Jan. 31st, 2005

nemorathwald: (Matt 4)
I've been a loyal customer of Fictionwise for years, and am a big promoter of the science fiction short stories they sell as e-books. The short stories have no copy protection, but the novels are sold in secure formats such as Secure Palm Reader. I've always been leery of digital rights management, but hearing Karl Schroeder at last year's (2004) ConFusion describe his novel Permanence was what first tempted me to venture slowly into them. I found it ironic that this was a book about digital rights management being encoded with nanotags and micropayment radio frequencies into all the physical property in the society. For instance, if you stop paying royalties for the door on your house, the door stops opening for you. This has just happened to me with my secure e-books, and I do not plan to purchase secure digital formats in the foreseeable future. For that matter, I'm incapable of doing so now that I don't have credit cards. DRM apparently doesn't care for the business of those who pay on Fictionwise only with micropayments sent through Paypal.

At ConFusion I asked Robert Sawyer when he would be putting more work on Fictionwise, and he said he had just recently done so. I went home and bought several of his short stories (which are not DRM, they work just fine) and a Secure Palm Reader e-book, Hominids. Years ago I entered a credit card with Fictionwise, but I lost all my credit cards last year during my layoff. I only use Paypal online. When I downloaded Hominids and went to read it, the secure software on my Palm asked me for that old credit card number as copyright protection. I discovered that the old secure e-books such as Permanence are now asking me for it too because they're on a new device. But I cut up that old card and no longer have the number.

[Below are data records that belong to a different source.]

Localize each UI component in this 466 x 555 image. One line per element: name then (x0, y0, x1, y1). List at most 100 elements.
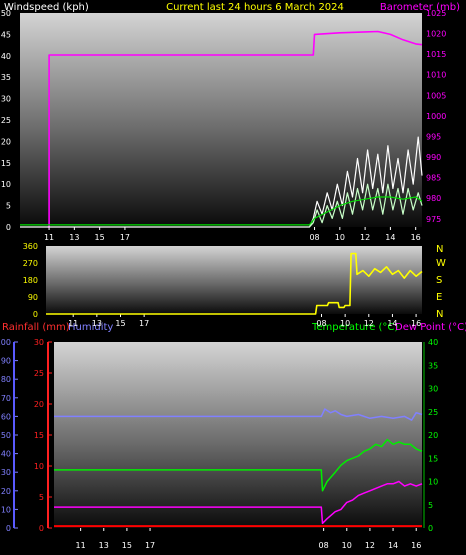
x-tick-label: 08 (309, 233, 319, 242)
x-tick-label: 11 (68, 319, 78, 328)
baro-series-line (47, 30, 423, 228)
rainfall-tick-label: 30 (34, 338, 44, 347)
rainfall-tick-label: 5 (39, 493, 44, 502)
direction-tick-label: 0 (33, 310, 38, 319)
x-tick-label: 08 (319, 541, 329, 550)
windspeed-axis-title: Windspeed (kph) (4, 2, 89, 13)
temperature-tick-label: 40 (428, 338, 438, 347)
baro-tick-label: 1015 (426, 50, 446, 59)
x-tick-label: 15 (115, 319, 125, 328)
direction-tick-label: 270 (23, 259, 38, 268)
hum-series-line (54, 408, 423, 421)
x-tick-label: 10 (340, 319, 350, 328)
temperature-tick-label: 30 (428, 385, 438, 394)
x-tick-label: 12 (364, 319, 374, 328)
baro-tick-label: 1025 (426, 9, 446, 18)
dew-series-line (54, 480, 423, 525)
temperature-axis-title: Temperature (°C) (311, 322, 398, 333)
baro-tick-label: 975 (426, 215, 441, 224)
rainfall-tick-label: 25 (34, 369, 44, 378)
temperature-tick-label: 15 (428, 454, 438, 463)
humidity-tick-label: 10 (1, 505, 11, 514)
baro-tick-label: 1005 (426, 91, 446, 100)
x-tick-label: 15 (95, 233, 105, 242)
direction-tick-label: 360 (23, 242, 38, 251)
avg-series-line (20, 196, 423, 226)
x-tick-label: 12 (365, 541, 375, 550)
baro-tick-label: 1010 (426, 71, 446, 80)
humidity-tick-label: 90 (1, 357, 11, 366)
humidity-tick-label: 80 (1, 375, 11, 384)
compass-label: N (436, 244, 443, 255)
humidity-tick-label: 0 (6, 524, 11, 533)
temperature-tick-label: 10 (428, 478, 438, 487)
baro-tick-label: 980 (426, 194, 441, 203)
x-tick-label: 15 (122, 541, 132, 550)
compass-label: W (436, 258, 446, 269)
temperature-tick-label: 5 (428, 501, 433, 510)
compass-label: S (436, 275, 442, 286)
temperature-tick-label: 20 (428, 431, 438, 440)
dewpoint-axis-title: Dew Point (°C) (395, 322, 466, 333)
wind-tick-label: 25 (1, 116, 11, 125)
baro-tick-label: 995 (426, 132, 441, 141)
rainfall-tick-label: 20 (34, 400, 44, 409)
wind-tick-label: 20 (1, 137, 11, 146)
x-tick-label: 16 (411, 233, 421, 242)
chart-title: Current last 24 hours 6 March 2024 (166, 2, 344, 13)
baro-tick-label: 990 (426, 153, 441, 162)
humidity-tick-label: 20 (1, 487, 11, 496)
wind-tick-label: 0 (6, 223, 11, 232)
humidity-tick-label: 30 (1, 468, 11, 477)
wind-tick-label: 5 (6, 202, 11, 211)
wind-tick-label: 10 (1, 180, 11, 189)
wind-tick-label: 15 (1, 159, 11, 168)
gust-series-line (309, 183, 423, 228)
x-tick-label: 14 (385, 233, 395, 242)
x-tick-label: 13 (92, 319, 102, 328)
direction-tick-label: 180 (23, 276, 38, 285)
baro-tick-label: 985 (426, 174, 441, 183)
wind-tick-label: 35 (1, 73, 11, 82)
x-tick-label: 08 (316, 319, 326, 328)
temperature-tick-label: 25 (428, 408, 438, 417)
x-tick-label: 12 (360, 233, 370, 242)
compass-label: E (436, 292, 442, 303)
humidity-axis-title: Humidity (68, 322, 113, 333)
humidity-tick-label: 50 (1, 431, 11, 440)
compass-label: N (436, 309, 443, 320)
direction-tick-label: 90 (28, 293, 38, 302)
x-tick-label: 11 (76, 541, 86, 550)
x-tick-label: 16 (411, 319, 421, 328)
temp-series-line (54, 438, 423, 492)
rainfall-tick-label: 0 (39, 524, 44, 533)
x-tick-label: 14 (387, 319, 397, 328)
wind-tick-label: 40 (1, 52, 11, 61)
x-tick-label: 10 (342, 541, 352, 550)
humidity-tick-label: 70 (1, 394, 11, 403)
temperature-plot-area (54, 342, 422, 528)
wind-tick-label: 45 (1, 30, 11, 39)
x-tick-label: 13 (99, 541, 109, 550)
rainfall-tick-label: 15 (34, 431, 44, 440)
x-tick-label: 16 (411, 541, 421, 550)
x-tick-label: 17 (120, 233, 130, 242)
humidity-tick-label: 60 (1, 412, 11, 421)
x-tick-label: 10 (335, 233, 345, 242)
baro-tick-label: 1020 (426, 30, 446, 39)
rainfall-axis-title: Rainfall (mm) (2, 322, 70, 333)
wind-tick-label: 30 (1, 95, 11, 104)
wind-plot-area (20, 13, 422, 227)
x-tick-label: 17 (145, 541, 155, 550)
baro-tick-label: 1000 (426, 112, 446, 121)
direction-plot-area (46, 246, 422, 314)
temperature-tick-label: 35 (428, 361, 438, 370)
humidity-tick-label: 40 (1, 450, 11, 459)
wind-tick-label: 50 (1, 9, 11, 18)
x-tick-label: 14 (388, 541, 398, 550)
humidity-tick-label: 100 (0, 338, 11, 347)
x-tick-label: 11 (44, 233, 54, 242)
x-tick-label: 17 (139, 319, 149, 328)
barometer-axis-title: Barometer (mb) (380, 2, 460, 13)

I tried switching credit cards on my Fictionwise account but they submitted it to the credit card company-- despite the fact that I've already paid for my books-- and of course it was declined. I have no valid credit cards to use.

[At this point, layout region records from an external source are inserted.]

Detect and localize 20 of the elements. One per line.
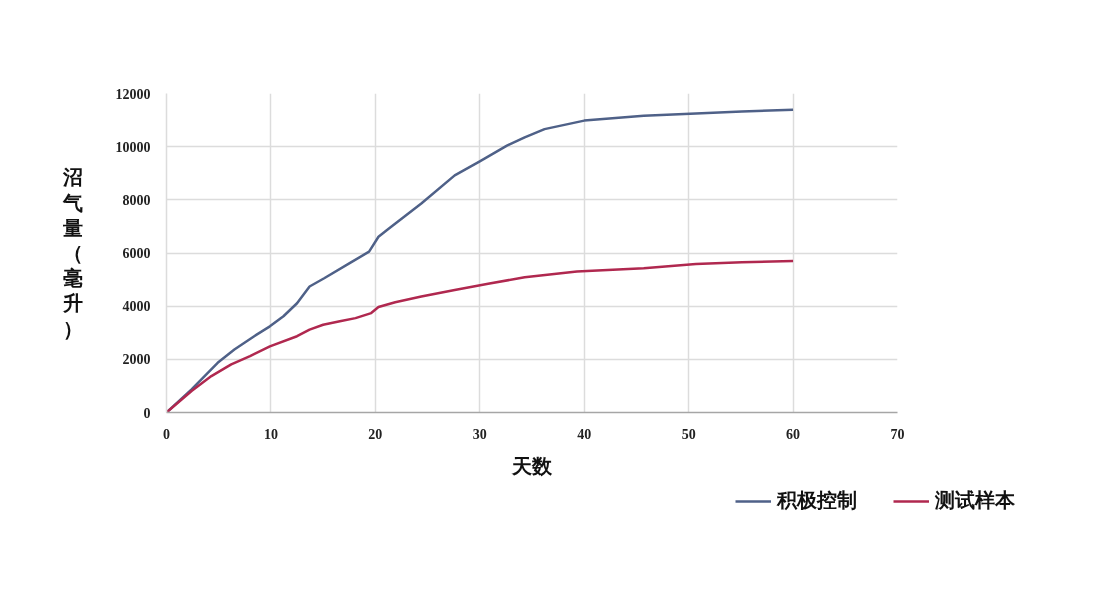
y-tick-label: 4000: [122, 299, 151, 315]
x-tick-label: 50: [681, 426, 696, 442]
y-tick-label: 6000: [122, 246, 151, 261]
y-tick-label: 0: [143, 405, 151, 421]
x-axis-title: 天数: [511, 453, 553, 478]
x-tick-label: 30: [472, 426, 487, 442]
line-series: [166, 259, 795, 413]
y-axis-title: 沼气量（毫升）: [61, 165, 83, 341]
y-tick-label: 10000: [115, 139, 151, 155]
x-tick-label: 0: [163, 426, 170, 442]
x-tick-label: 40: [577, 426, 592, 442]
x-tick-label: 20: [368, 426, 383, 442]
y-tick-label: 2000: [122, 352, 151, 368]
y-tick-label: 8000: [122, 192, 151, 208]
x-tick-label: 60: [786, 426, 801, 442]
legend-label: 测试样本: [935, 487, 1015, 514]
x-tick-label: 70: [890, 426, 905, 442]
y-tick-label: 12000: [115, 86, 151, 102]
x-tick-label: 10: [263, 426, 278, 442]
legend-label: 积极控制: [777, 487, 857, 514]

I own these books. I have paid for them. I am not willing to go out and buy a paper copy of Hominids now that I've already paid for it and can never read the one I paid for. I'm pissed. I don't know how it must feel to be an author. I don't blame them and I'm not in their shoes. But I know how it feels to be in my situation, and it's wrong, wrong, wrong. Cory Doctorow is a smart self-marketer-- he has positioned himself as the champion of my consumer rights. I'll go out and buy another paper copy of his free books (Eastern Standard Tribe, this time) tonight on my way to the M.O.F.O. meeting, just to reward Cory for pioneering with his own intellectual property. Lots of people write about the future-- Cory is creating it. I can't wait to meet him at Penguicon this year. Download his TOTALLY free Hugo-winning, Nebula-pre-nominated e-books and read them! Try before you buy!
nemorathwald: (Matt 2)
While I was searching the web for this image:

I found this story of a UNIX developer wearing this on a polo shirt being confronted and kicked out by the God-fearing. Some of my fellow liberal progressives recently denied on LJ that we have a problem with this kind of conservative in America. I've never lived in Texas, but I grew up with the people in this story. I can introduce you to some of them at my parents' church here in town. Decades ago I attended a private Christian grade school in Owosso, Michigan run by religious zealots who were stupid enough to get my classmates in trouble for drawing the solar system. They called the student body together and showed the drawing, asking if it was a sun god and challenging us to get right with the Lord. One lady confiscated a rubber stamp from a cereal box because if you twisted the triangle on top lid so that it was upside-down to the triangle on the bottom lid, you got what she thought was a pentagram. This was wrong on so many levels, that I just have to say "never mind."